La ASL, lo scorso marzo, ha detto che non ci sono macchinari per la somministrazione. E quindi? Che fine fa il diritto di Libera? Se manca uno strumento materiale per esercitare il mio diritto, che faccio? Che facciamo? Dopo un ricorso d’urgenza, il tribunale di Firenze ha sollevato la questione di legittimità costituzionale. Al di là dei particolare normativi e del lungo percorso burocratico ed esasperante (del tempo che ci vuole parliamo un’altra volta), la domanda mi pare semplice: può la mia immobilità cambiare tanto profondamente la possibilità di scegliere di morire? Può una differenza tecnica e irrilevante dal punto di vista morale (e dovrebbe essere irrilevante anche dal punto di vista normativo) svuotare un diritto?
Il diritto alla vita è la premessa di tutti gli altri, certo. Ma quel diritto non può essere congelato nell’assenza del suo negativo. E se ho quel diritto, dovrei avere la possibilità di scegliere. Cercare di impedirmelo in base alla mia impossibilità di camminare o di spostare un braccio è insensato e ingiusto. Chissà cosa decideranno i giudici. Chissà se giudicheranno ingiusto questo divieto assoluto e che non fa differenza tra volontà e condizioni, tra consensi e codici Rocco.

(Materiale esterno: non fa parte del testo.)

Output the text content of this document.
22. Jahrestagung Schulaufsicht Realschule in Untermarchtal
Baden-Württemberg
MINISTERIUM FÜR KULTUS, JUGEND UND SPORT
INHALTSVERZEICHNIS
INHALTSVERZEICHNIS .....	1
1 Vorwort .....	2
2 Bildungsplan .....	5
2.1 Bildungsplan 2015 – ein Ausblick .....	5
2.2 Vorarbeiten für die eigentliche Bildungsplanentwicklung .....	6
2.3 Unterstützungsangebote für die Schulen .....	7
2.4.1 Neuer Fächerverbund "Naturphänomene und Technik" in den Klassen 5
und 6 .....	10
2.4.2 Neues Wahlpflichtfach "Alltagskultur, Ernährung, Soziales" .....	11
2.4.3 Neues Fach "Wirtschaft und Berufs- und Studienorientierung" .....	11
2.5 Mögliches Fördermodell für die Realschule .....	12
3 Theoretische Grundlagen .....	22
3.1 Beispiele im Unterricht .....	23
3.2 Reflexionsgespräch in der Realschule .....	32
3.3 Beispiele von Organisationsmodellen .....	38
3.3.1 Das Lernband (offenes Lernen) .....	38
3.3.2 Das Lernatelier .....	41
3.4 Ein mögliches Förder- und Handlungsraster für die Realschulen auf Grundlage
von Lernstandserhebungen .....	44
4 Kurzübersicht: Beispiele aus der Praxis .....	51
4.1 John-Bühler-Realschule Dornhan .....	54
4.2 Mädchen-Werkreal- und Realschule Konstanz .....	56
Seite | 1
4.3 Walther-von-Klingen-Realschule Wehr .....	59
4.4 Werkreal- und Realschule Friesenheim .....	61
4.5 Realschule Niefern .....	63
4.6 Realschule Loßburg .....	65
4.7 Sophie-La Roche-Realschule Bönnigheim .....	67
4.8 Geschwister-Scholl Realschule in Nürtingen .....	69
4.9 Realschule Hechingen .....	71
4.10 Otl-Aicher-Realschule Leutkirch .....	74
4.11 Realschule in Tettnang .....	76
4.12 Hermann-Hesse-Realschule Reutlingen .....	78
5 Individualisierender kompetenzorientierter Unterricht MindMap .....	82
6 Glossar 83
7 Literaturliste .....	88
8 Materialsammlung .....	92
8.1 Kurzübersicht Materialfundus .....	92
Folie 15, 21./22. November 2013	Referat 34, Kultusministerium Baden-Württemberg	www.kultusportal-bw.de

Nel frattempo, lo scomposto disegno di legge uscito dalla mente del legislatore è talmente disperante da essere comico. È talmente sciatto e beghino da far sembrare Renzo Pegoraro, il nuovo presidente della Pontificia Accademia per la Vita, un illuminato rinascimentale. Soprattutto quando ricorda che bisognerebbe conoscere e parlare con le persone malate. Che non basta, ovviamente, ma che mi pare essere un pezzo importante.
In questa era di identitarismo feroce e in cui i traumi sono traumi anche se riguardano le doppie punte, il legislatore pensa bene di scrivere che se chiedi la verifica della condizioni e ti rifiutano devi aspettare 4 anni. Poi hanno cambiato in alcuni mesi, ma certe cose non dovrebbero essere nemmeno pensate, figuriamoci comparire in un disegno di legge. Quattro anni. Mi piacerebbe moltissimo sapere a chi è venuto in mente. Come strategia dissuasiva è favolosa. Meglio di Corrado Guzzanti in Padre Pizarro quando consigliava a chi voleva abortire di tornare tra 9 mesi.